Excited Charmonia and Charmonium Resonances from Lattice QCD

Excited Charmonia and Charmonium Resonances from Lattice QCD

Figure 1:  Examples of the results: left is the spectrum in the isospin-1 hidden-charm channel with JP=1+ (J is spin, P is parity), right is the isospin-0 doubly-charmed channel with JP=1+. Boxes are the computed masses and one-sigma statistical uncertainties; horizontal lines show the meson-meson energy levels expected if there were no meson-meson interactions with an adjacent number indicating the degeneracy if it is larger than one (lattice QCD calculations are performed in a finite volume and so the spectrum of meson-meson energy levels is discrete). The number of energy levels in the computed spectrum is equal to the number of expected non-interacting meson-meson levels and they all lie close to the non-interacting levels. This suggests that there are only weak meson-meson interactions and no strong indications of a bound state or narrow resonance in these channels.

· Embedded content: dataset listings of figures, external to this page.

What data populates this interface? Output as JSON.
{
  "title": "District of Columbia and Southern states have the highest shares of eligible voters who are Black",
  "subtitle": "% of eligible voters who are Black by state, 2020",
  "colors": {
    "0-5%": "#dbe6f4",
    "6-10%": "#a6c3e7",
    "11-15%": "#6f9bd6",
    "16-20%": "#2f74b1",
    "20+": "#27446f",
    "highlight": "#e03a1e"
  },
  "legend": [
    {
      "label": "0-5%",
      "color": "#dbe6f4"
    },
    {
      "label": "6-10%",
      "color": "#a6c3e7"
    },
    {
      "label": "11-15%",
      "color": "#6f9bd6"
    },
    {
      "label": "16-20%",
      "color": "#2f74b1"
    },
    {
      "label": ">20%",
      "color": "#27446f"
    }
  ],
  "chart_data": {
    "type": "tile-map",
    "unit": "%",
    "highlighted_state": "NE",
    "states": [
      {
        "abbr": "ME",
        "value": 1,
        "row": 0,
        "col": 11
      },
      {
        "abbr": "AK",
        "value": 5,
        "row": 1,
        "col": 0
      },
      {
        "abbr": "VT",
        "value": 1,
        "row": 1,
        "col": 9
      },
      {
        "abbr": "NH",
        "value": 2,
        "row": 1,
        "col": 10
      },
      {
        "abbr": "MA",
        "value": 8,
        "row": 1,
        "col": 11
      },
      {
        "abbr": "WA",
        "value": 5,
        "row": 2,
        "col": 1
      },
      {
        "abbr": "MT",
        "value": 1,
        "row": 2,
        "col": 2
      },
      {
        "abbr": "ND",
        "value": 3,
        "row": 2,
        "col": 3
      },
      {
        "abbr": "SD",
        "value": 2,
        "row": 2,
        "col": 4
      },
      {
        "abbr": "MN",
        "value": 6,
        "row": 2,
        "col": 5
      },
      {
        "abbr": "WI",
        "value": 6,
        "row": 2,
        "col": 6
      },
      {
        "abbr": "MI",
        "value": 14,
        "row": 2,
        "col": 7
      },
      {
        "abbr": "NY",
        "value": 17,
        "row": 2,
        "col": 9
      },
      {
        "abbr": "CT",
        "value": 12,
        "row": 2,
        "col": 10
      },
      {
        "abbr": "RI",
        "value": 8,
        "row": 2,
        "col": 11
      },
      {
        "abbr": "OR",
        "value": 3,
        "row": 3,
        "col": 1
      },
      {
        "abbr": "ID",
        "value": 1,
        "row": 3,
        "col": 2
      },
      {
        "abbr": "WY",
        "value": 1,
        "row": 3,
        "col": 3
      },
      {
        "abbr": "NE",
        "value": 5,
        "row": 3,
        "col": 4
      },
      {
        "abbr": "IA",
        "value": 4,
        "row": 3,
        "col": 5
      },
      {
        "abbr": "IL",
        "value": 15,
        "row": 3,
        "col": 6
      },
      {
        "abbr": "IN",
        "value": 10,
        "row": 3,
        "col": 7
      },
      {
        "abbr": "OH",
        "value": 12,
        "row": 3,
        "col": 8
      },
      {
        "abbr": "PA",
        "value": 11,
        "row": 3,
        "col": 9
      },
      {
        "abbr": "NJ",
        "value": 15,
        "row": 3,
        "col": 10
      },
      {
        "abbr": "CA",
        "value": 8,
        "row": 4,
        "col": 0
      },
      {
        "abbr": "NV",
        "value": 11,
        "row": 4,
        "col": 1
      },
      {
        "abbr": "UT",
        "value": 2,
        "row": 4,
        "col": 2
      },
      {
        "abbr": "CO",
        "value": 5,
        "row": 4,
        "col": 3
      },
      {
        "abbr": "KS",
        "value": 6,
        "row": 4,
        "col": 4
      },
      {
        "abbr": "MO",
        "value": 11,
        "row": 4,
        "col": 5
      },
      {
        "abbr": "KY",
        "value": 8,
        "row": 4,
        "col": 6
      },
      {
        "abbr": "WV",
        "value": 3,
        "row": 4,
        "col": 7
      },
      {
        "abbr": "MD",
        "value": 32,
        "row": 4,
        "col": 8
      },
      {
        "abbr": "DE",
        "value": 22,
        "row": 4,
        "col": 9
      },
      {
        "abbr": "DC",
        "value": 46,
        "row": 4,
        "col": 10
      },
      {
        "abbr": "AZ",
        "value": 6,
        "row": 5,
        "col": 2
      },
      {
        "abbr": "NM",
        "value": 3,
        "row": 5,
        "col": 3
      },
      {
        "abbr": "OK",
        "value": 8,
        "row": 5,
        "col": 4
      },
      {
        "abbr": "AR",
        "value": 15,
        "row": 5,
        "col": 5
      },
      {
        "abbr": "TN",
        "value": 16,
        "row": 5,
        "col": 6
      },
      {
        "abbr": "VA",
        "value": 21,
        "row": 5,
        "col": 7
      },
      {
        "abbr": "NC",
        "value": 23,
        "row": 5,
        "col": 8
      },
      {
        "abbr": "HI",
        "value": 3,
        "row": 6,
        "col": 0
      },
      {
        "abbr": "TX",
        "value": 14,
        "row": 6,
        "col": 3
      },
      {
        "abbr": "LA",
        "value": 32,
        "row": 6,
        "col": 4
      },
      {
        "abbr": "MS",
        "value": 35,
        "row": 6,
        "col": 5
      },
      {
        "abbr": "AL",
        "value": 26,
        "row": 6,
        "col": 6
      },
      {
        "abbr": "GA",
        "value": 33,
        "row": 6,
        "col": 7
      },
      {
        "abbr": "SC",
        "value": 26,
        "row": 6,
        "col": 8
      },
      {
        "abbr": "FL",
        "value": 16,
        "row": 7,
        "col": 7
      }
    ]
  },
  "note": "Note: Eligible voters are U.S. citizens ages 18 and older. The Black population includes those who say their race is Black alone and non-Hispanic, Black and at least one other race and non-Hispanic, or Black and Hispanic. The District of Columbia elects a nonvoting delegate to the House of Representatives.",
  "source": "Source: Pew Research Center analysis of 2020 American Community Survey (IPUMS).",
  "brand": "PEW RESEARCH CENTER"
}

Experiments have observed a number of puzzling charmonium-like states in recent years. Of particular interest are states with ‘exotic flavour’, i.e. those with flavour quantum numbers which cannot arise from solely a quark-antiquark pair and so signal physics beyond a conventional meson. One proposed explanation for such states is that they are tetraquarks, compact states containing two quarks and two antiquarks. In Cheung et al [JHEP 1711 (2017) 033, arXiv:1709.01417] we developed methods to investigate the existence of tetraquarks using first-principles lattice QCD computations. The spectrum of states was calculated in a selection of exotic-flavour channels (isospin-1 hidden-charm and doubly-charmed channels), including a number where tetraquarks are expected in phenomenological models. There were no strong indications for any bound states or narrow resonances in the channels studied and so no sign of tetraquark candidates.